I should point out that I would often be sitting on a nearby table in the pub on my laptop, and would wave when Mr. X Josh introduced me as one of the backroom Josh’s. Josh is the code name for anybody who's operating the adventure. So I was sitting there and was lucky enough to witness a conversation between a person who was most on the inside, actually a high level financier in Barclays Bank, and the person most on the outside, who had spent six months in the Occupy protest camp outside St Paul's because they'd been pushed out from Paternoster square by the Stock Exchange, where they'd originally planned to protest.
So very, very inside the system, connecting with very, very outside the system. And although it's fair to say there was some needle in the conversation, they had a conversation which would never have happened otherwise.
I felt there was really great power in being able to bring people bonded by the same common heart-racing experience, then in a culture of ‘everybody's welcome, everybody’s equal’ transparently to show where they are in relation to the financial system, and then to be able to spark conversation around questions, which included:
What agency do we have in the face of these big hyper object systems like the financial system that's too vast for us to grasp, yet it pervades our lives. What agency do we have to challenge or change those?
Which is a big part of what Adventure One ultimately was trying to grapple with and these conversations, while still part of the playing experience and still heightened because of the presence of the actor who was both Mr.
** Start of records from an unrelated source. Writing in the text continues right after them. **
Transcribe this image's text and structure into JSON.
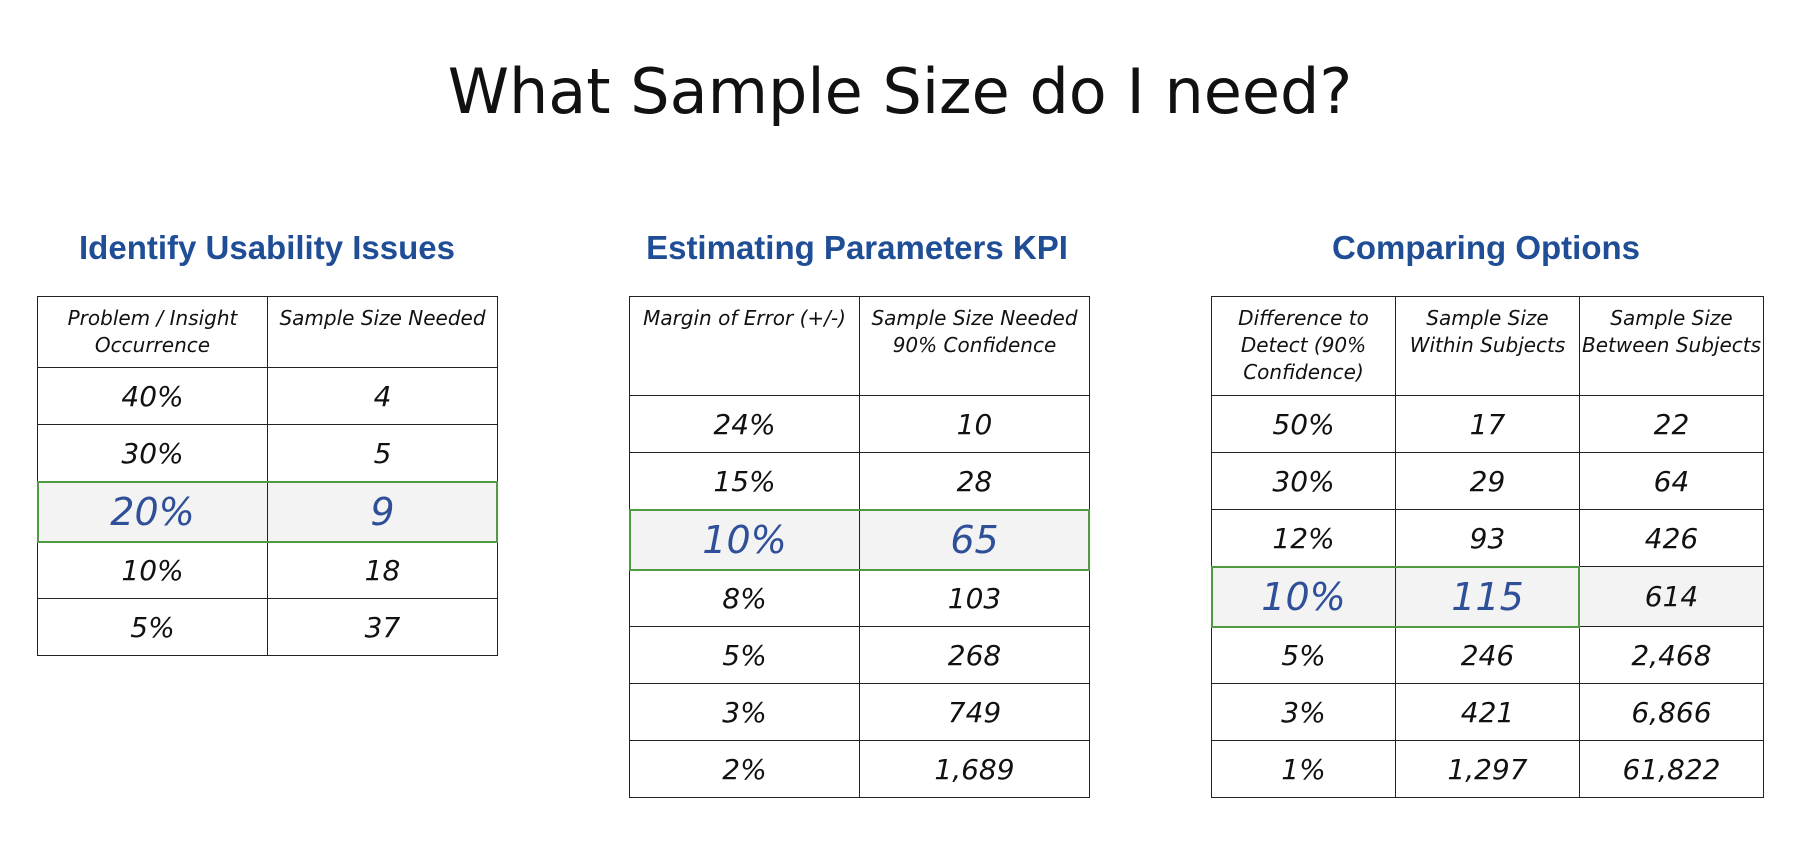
{
  "page": {
    "title": "What Sample Size do I need?"
  },
  "sections": [
    {
      "title": "Identify Usability Issues",
      "headers": [
        "Problem / Insight Occurrence",
        "Sample Size Needed"
      ],
      "rows": [
        [
          "40%",
          "4"
        ],
        [
          "30%",
          "5"
        ],
        [
          "20%",
          "9"
        ],
        [
          "10%",
          "18"
        ],
        [
          "5%",
          "37"
        ]
      ],
      "highlight_row": "20%"
    },
    {
      "title": "Estimating Parameters KPI",
      "headers": [
        "Margin of Error (+/-)",
        "Sample Size Needed 90% Confidence"
      ],
      "rows": [
        [
          "24%",
          "10"
        ],
        [
          "15%",
          "28"
        ],
        [
          "10%",
          "65"
        ],
        [
          "8%",
          "103"
        ],
        [
          "5%",
          "268"
        ],
        [
          "3%",
          "749"
        ],
        [
          "2%",
          "1,689"
        ]
      ],
      "highlight_row": "10%"
    },
    {
      "title": "Comparing Options",
      "headers": [
        "Difference to Detect (90% Confidence)",
        "Sample Size Within Subjects",
        "Sample Size Between Subjects"
      ],
      "rows": [
        [
          "50%",
          "17",
          "22"
        ],
        [
          "30%",
          "29",
          "64"
        ],
        [
          "12%",
          "93",
          "426"
        ],
        [
          "10%",
          "115",
          "614"
        ],
        [
          "5%",
          "246",
          "2,468"
        ],
        [
          "3%",
          "421",
          "6,866"
        ],
        [
          "1%",
          "1,297",
          "61,822"
        ]
      ],
      "highlight_row": "10%"
    }
  ],
  "colors": {
    "section_title": "#1f4e96",
    "highlight_text": "#2f4f98",
    "highlight_border": "#4f9a43",
    "highlight_fill": "#f3f3f3"
  }
}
X and Josh, were really highly charged.
This sparked thinking for Coney more broadly around how facilitating and designing reflection to be part of the experience rather than a bolt-on, is a more powerful way for people to engage with what that experience means to them, individually and collectively.
I'll leave you with a question as a poser. I overheard one player in another adventure talk around the table about some rather interesting perspectives, which led me to google him on the spot and discover that he worked for an incredibly interesting organisation. And if you like, you can make a guess in the comments as to what that organisation was. Whoever gets closest, within a week, will win a small prize, the nature of which shall remain a mystery for now.
This has been Tassos Stevens aka the Coney Doctor. And this has been Round The Table, a piece from The Playbook, and for Coney’s blog. Thanks for listening, you.